El origen del conflicto se remonta a agosto de 2023, cuando se formalizó la transmisión de la propiedad mediante escritura pública. Según los hechos probados, la madre nunca fue la dueña del piso, sino que actuaba como apoderada de la madrina de su hijo. Utilizando este poder notarial, decidió donar el inmueble directamente al joven para simplificar el proceso y evitar las cargas fiscales que habría supuesto una doble imposición. Sus representantes legales describen esta acción como un "acto de generosidad" que, paradójicamente, ha derivado en su expulsión de la vivienda.
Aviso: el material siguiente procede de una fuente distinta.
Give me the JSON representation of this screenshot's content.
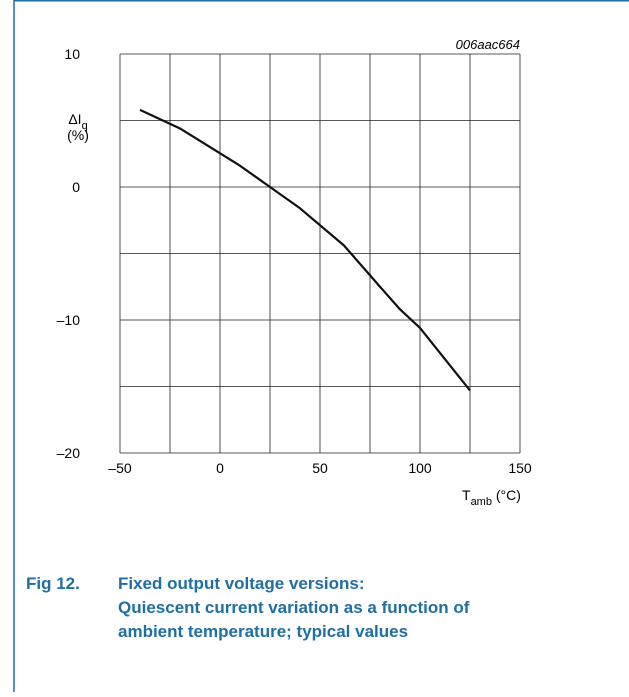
{
  "chart_data": {
    "type": "line",
    "code": "006aac664",
    "y_label": {
      "main": "ΔI",
      "sub": "q",
      "unit": "(%)"
    },
    "x_label": {
      "main": "T",
      "sub": "amb",
      "unit": " (°C)"
    },
    "x": [
      -40,
      -20,
      10,
      25,
      40,
      62,
      80,
      90,
      100,
      125
    ],
    "series": [
      {
        "color": "#111111",
        "values": [
          5.8,
          4.4,
          1.6,
          0,
          -1.6,
          -4.4,
          -7.5,
          -9.2,
          -10.6,
          -15.3
        ]
      }
    ],
    "xlim": [
      -50,
      150
    ],
    "ylim": [
      -20,
      10
    ],
    "xticks": [
      {
        "value": -50,
        "label": "–50"
      },
      0,
      50,
      100,
      150
    ],
    "yticks": [
      10,
      0,
      {
        "value": -10,
        "label": "–10"
      },
      {
        "value": -20,
        "label": "–20"
      }
    ],
    "x_minor_grid": [
      -25,
      25,
      75,
      125
    ],
    "y_minor_grid": [
      5,
      -5,
      -15
    ],
    "grid": true,
    "caption": {
      "number": "Fig 12.",
      "lines": [
        "Fixed output voltage versions:",
        "Quiescent current variation as a function of",
        "ambient temperature; typical values"
      ]
    }
  }
}
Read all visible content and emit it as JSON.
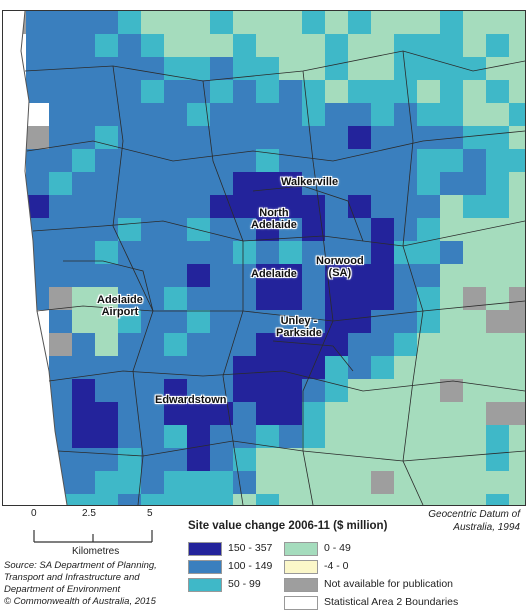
{
  "legend": {
    "title": "Site value change 2006-11 ($ million)",
    "classes": [
      {
        "label": "150 - 357",
        "color": "#23239b"
      },
      {
        "label": "100 - 149",
        "color": "#3a7fbe"
      },
      {
        "label": "50 - 99",
        "color": "#3fb8c8"
      },
      {
        "label": "0 - 49",
        "color": "#a5dcbd"
      },
      {
        "label": "-4 - 0",
        "color": "#fbf7c9"
      },
      {
        "label": "Not available for publication",
        "color": "#9e9e9e"
      },
      {
        "label": "Statistical Area 2 Boundaries",
        "color": "#ffffff"
      }
    ]
  },
  "scale_bar": {
    "ticks": [
      "0",
      "2.5",
      "5"
    ],
    "unit": "Kilometres"
  },
  "datum": "Geocentric Datum of Australia, 1994",
  "source": {
    "line1": "Source: SA Department of Planning,",
    "line2": "Transport and Infrastructure and",
    "line3": "Department of Environment",
    "line4": "© Commonwealth of Australia, 2015"
  },
  "places": {
    "walkerville": "Walkerville",
    "north_adelaide": "North\nAdelaide",
    "norwood": "Norwood\n(SA)",
    "adelaide": "Adelaide",
    "adelaide_airport": "Adelaide\nAirport",
    "unley": "Unley -\nParkside",
    "edwardstown": "Edwardstown"
  }
}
Su vulnerabilidad no frena el desahucio
En su fundamentación, el magistrado subraya que en un proceso de desahucio por precario lo único que se evalúa es quién posee el derecho legal sobre el bien frente a quien lo ocupa materialmente sin título. El juez aclara que el hecho de que la mujer esté empadronada en la finca o que sea ella quien abone puntualmente los recibos de suministros básicos, como la luz y el agua, carece de relevancia jurídica para acreditar la posesión36. Además, advierte que la vulnerabilidad social o económica de la afectada no constituye un argumento legal válido para frenar el desahucio en este tipo de procedimientos.
La sentencia, que incluye la condena en costas para la madre, concede un plazo legal para abandonar el domicilio bajo apercibimiento de lanzamiento forzoso. Sin embargo, la resolución no es firme, permitiendo a la defensa presentar un recurso de apelación ante la Audiencia Provincial de Cantabria.